女性の顔に傷、これは王家に負い目を持たせるのに最適だと思った。いずれ上手に使うつもりだったが、その前に婚約破棄騒動で離脱した。結果として使い道のなくなった傷だけが残されたわけだ。それを「カッコいい」と言われたことに、妙な後ろめたさが生まれる。
「顔で判断したのか?」
性別を顔だけで? 尋ねた意図を汲み取ったアロンソは、うーんと唸った。どう説明したら伝わるかを悩んだあと、指を折りながら説明を始める。
「顔は最後の確証を与えただけで……上手に振る舞っていたんだが、歩き方だな」
指が一つ折り曲げられる。
「歩き方が普段は肩から歩くのに、戦いのときは腰から動いた。あれは女性の踏み出しだろ。それと骨格だ。肩の入り方が男と女で違う」
肩の可動域が男女で違う。突きを繰り出したとき、動きが男性ではなく女性だったと言いながら、また指を一つ折った。

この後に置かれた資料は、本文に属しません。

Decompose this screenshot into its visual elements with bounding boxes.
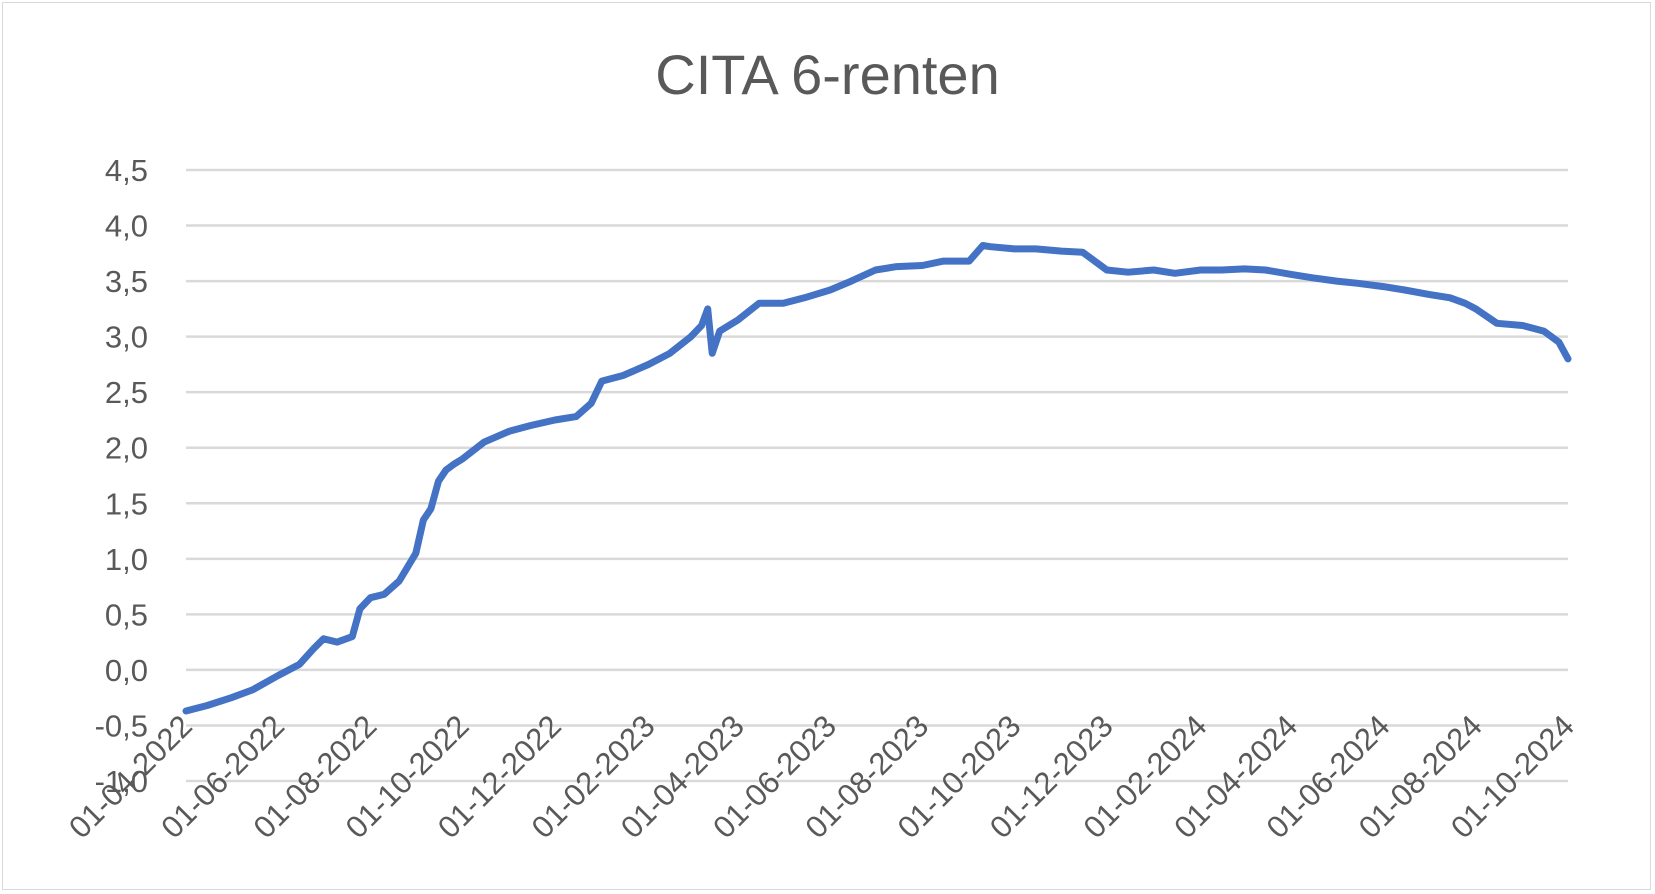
y-axis-tick-labels: -1,0 -0,5 0,0 0,5 1,0 1,5 2,0 2,5 3,0 3,5 4,0 4,5 bbox=[95, 153, 148, 799]
series-layer bbox=[182, 242, 1572, 715]
y-tick-label: 3,5 bbox=[105, 264, 148, 299]
y-tick-label: 1,5 bbox=[105, 486, 148, 521]
y-tick-label: 0,5 bbox=[105, 597, 148, 632]
y-tick-label: 4,5 bbox=[105, 153, 148, 188]
y-tick-label: -1,0 bbox=[95, 764, 148, 799]
y-tick-label: 3,0 bbox=[105, 320, 148, 355]
x-axis-tick-labels: 01-04-202201-06-202201-08-202201-10-2022… bbox=[62, 708, 1581, 845]
y-tick-label: 0,0 bbox=[105, 653, 148, 688]
chart-title: CITA 6-renten bbox=[655, 43, 1000, 106]
y-tick-label: 1,0 bbox=[105, 542, 148, 577]
gridlines bbox=[186, 168, 1568, 783]
y-tick-label: 4,0 bbox=[105, 209, 148, 244]
series-line bbox=[182, 242, 1572, 715]
y-tick-label: 2,0 bbox=[105, 431, 148, 466]
y-tick-label: -0,5 bbox=[95, 708, 148, 743]
y-tick-label: 2,5 bbox=[105, 375, 148, 410]
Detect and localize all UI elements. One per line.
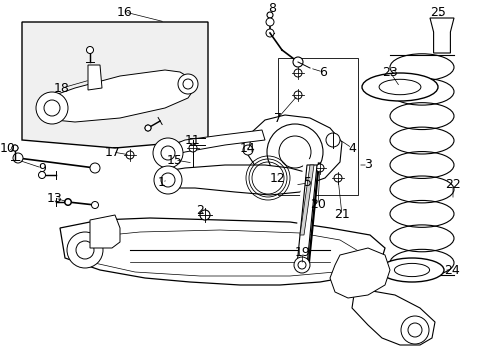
Polygon shape <box>299 165 313 235</box>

「一番は喉かな。声は低いんだが、喉仏がない男なんて見たことないから」
食事をするときに正面から見て気づいたとか。それまでは「細っこい貴族の若君はごつごつしていないんだな」と思った程度らしい。
説明を受ければ、なるほどと納得する部分ばかり。旅をするだけなら、気づかれなかったかもしれない。だが、同じ土俵で戦ったなら……嫌でも注視される。こちらの実力が低ければ足を引っ張るし、人質にされたら面倒だと考えた。
動きを見て濃厚な疑いを持ったアロンソは、飲食する私の顔や喉仏の有無を間近で確認した。思ったより使える男らしい。
「旅の間は女性であることを隠したい。口にしないでくれ」
命じることは可能だが、この男の場合は逆効果になりそうだ。そう判断して頼むように言葉を選んだ。後ろでベッドに腰かけたベスが溜め息を吐く。
「妹さんを守るために男装したのか? 大切にしてるんだな」
アロンソの言葉に、こちらがきょとんとした。ああ、そうか。ベスが男性だとバレる仕草や振る舞いはなかった。ベスは戦闘に参加していないし、まだ成熟していないため喉仏も目立たない。そのうえ、着ている乗馬服は首まできっちり閉じていた。
「ああ。大切な妹だ。手を出すなよ」
にやりと笑って互いに頷き合い、アロンソは退室した。この後、リコの解雇が言い渡されるだろう。朝までは宿に置いてやっても、出かける際に置いていかれる。それがいい。あの腕と性格では、傭兵で生き残れる可能性が低いのだから。